General Discussion
In reply to the discussion: What You Can Do if You're a 17-Year-Old White Male without Getting Shot by Police [View all]thesquanderer
(12,034 posts)...and be skeptical of the ones that don't. It's called confirmation bias. And liberals are as susceptible to it as conservatives.
The point you are making is basically a good one. There are two statements that cannot both be true (Wilson knew about the robbery, Wilson did not know about the robbery). Without evidence, there's no reason to believe one over the other... except that people tend to believe the statements that fit their preconceived ideas.

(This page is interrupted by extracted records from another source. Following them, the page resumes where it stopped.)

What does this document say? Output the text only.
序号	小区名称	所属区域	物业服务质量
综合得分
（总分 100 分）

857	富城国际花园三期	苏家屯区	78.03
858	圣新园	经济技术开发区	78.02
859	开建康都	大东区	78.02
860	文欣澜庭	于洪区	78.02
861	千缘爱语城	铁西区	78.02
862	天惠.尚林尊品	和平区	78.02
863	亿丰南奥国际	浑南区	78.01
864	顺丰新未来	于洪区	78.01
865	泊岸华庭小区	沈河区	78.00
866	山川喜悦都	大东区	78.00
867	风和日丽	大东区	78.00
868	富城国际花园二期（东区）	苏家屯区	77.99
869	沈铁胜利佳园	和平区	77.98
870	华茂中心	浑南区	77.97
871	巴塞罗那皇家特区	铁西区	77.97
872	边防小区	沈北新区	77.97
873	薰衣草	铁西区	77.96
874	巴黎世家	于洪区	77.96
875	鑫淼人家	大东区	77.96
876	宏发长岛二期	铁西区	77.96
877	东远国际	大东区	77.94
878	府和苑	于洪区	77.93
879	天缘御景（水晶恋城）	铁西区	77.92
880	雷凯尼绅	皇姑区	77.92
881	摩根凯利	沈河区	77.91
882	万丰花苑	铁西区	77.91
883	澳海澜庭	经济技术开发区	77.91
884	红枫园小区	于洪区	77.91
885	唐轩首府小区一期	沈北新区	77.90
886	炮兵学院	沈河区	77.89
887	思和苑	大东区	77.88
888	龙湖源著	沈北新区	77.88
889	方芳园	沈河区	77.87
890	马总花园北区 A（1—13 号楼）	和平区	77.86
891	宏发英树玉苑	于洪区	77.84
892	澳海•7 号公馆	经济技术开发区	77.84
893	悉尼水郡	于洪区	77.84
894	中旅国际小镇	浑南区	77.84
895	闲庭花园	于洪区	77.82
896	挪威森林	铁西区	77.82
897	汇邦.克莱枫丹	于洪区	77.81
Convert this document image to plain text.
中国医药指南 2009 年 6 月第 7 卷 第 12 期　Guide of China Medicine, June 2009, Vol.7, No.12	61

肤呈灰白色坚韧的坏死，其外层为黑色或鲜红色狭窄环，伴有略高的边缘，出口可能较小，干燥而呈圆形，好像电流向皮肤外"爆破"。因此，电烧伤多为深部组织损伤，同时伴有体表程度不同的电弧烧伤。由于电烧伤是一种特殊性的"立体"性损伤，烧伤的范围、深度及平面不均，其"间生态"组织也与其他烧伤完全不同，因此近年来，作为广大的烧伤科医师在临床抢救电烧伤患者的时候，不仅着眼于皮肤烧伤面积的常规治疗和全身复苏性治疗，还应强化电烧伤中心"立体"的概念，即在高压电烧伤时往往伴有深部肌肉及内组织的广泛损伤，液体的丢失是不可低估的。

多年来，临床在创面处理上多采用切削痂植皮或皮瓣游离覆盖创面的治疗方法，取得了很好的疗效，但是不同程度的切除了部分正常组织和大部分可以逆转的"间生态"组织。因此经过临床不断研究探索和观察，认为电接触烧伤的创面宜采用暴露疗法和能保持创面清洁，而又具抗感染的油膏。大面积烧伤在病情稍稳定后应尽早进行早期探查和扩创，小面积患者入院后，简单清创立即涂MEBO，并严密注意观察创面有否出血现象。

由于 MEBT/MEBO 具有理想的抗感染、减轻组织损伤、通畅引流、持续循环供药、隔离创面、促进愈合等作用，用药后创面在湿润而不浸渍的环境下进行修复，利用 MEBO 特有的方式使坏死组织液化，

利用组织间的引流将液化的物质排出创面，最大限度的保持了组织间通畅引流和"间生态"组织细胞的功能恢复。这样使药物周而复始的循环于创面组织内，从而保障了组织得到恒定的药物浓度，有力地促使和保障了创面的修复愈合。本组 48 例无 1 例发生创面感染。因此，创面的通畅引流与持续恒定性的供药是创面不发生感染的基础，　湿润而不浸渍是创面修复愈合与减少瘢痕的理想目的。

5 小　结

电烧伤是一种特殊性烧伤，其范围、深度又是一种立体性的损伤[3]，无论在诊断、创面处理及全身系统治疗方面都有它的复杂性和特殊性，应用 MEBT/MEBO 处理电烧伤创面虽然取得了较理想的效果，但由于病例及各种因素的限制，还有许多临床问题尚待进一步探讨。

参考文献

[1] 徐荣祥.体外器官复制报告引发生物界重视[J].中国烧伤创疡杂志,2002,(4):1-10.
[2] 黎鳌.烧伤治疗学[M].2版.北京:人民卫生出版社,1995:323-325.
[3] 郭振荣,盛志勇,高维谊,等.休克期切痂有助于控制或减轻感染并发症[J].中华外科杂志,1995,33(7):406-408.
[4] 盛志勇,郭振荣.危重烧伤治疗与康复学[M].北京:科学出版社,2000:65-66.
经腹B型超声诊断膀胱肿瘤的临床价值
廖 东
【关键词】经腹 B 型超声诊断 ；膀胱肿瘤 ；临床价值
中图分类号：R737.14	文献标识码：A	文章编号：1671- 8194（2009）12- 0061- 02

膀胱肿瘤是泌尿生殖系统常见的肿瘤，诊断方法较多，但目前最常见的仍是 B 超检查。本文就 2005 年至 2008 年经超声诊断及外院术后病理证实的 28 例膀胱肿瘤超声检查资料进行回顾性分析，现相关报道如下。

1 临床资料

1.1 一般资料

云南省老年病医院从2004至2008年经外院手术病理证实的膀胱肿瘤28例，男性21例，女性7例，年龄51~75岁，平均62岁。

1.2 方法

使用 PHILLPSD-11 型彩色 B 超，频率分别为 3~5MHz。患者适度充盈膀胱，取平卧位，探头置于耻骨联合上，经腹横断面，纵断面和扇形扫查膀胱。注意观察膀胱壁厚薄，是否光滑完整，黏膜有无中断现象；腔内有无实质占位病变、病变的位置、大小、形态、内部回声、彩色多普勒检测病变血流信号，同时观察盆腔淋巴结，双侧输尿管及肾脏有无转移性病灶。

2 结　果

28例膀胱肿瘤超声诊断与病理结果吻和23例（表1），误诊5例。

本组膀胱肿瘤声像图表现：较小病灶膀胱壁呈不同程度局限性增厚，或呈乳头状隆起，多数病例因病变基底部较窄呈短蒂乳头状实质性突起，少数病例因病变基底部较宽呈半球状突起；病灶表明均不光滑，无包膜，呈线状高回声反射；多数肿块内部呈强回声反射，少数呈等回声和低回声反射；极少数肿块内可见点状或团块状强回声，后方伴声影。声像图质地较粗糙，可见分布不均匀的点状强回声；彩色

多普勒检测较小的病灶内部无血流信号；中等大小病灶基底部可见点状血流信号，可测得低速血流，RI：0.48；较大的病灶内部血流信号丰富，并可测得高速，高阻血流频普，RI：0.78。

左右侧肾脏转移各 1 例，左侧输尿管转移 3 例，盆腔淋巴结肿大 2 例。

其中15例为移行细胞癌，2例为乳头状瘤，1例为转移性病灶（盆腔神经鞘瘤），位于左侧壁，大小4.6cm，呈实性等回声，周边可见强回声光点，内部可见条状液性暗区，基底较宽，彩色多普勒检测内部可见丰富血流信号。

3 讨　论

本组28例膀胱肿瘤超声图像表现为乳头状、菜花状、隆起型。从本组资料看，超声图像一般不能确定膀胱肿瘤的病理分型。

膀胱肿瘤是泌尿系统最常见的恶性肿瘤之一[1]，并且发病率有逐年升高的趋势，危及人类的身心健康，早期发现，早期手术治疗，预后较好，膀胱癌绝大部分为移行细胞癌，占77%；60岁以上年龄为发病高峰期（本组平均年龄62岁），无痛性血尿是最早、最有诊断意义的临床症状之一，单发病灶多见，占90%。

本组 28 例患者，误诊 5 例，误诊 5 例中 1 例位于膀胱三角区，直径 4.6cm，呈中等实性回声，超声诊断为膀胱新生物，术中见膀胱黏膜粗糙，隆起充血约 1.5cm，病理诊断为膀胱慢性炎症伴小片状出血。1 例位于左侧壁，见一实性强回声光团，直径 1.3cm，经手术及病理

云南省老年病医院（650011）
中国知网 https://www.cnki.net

That said, your post centers on whether or not there was a 911 call, and you're right, it should be easy to prove there was one. However--and I could be wrong--I don't think that's actually in dispute. My understanding was that there definitely was a 911 call, and the question is whether or not Wilson knew about it. Nobody--not even Wilson--suggests that Wilson had been dispatched to address that 911 call. He claims he heard chatter on the radio about others being dispatched for it. Maybe he did, maybe he didn't, and that's not something so easy to provide clear evidence of. (Of course, even if he did, that doesn't mean his actions were justified.) The most that could be provided to support his story would be a tape of the precinct dispatching *someone* to address that 911 call. And if that were recorded, I would think they would want to release it, though I'm not sure dispatch broadcasts are necessarily recorded (911 calls are). But assuming they are recorded, even if they produce such a recording, it doesn't prove that he heard it, but it would at least add some support.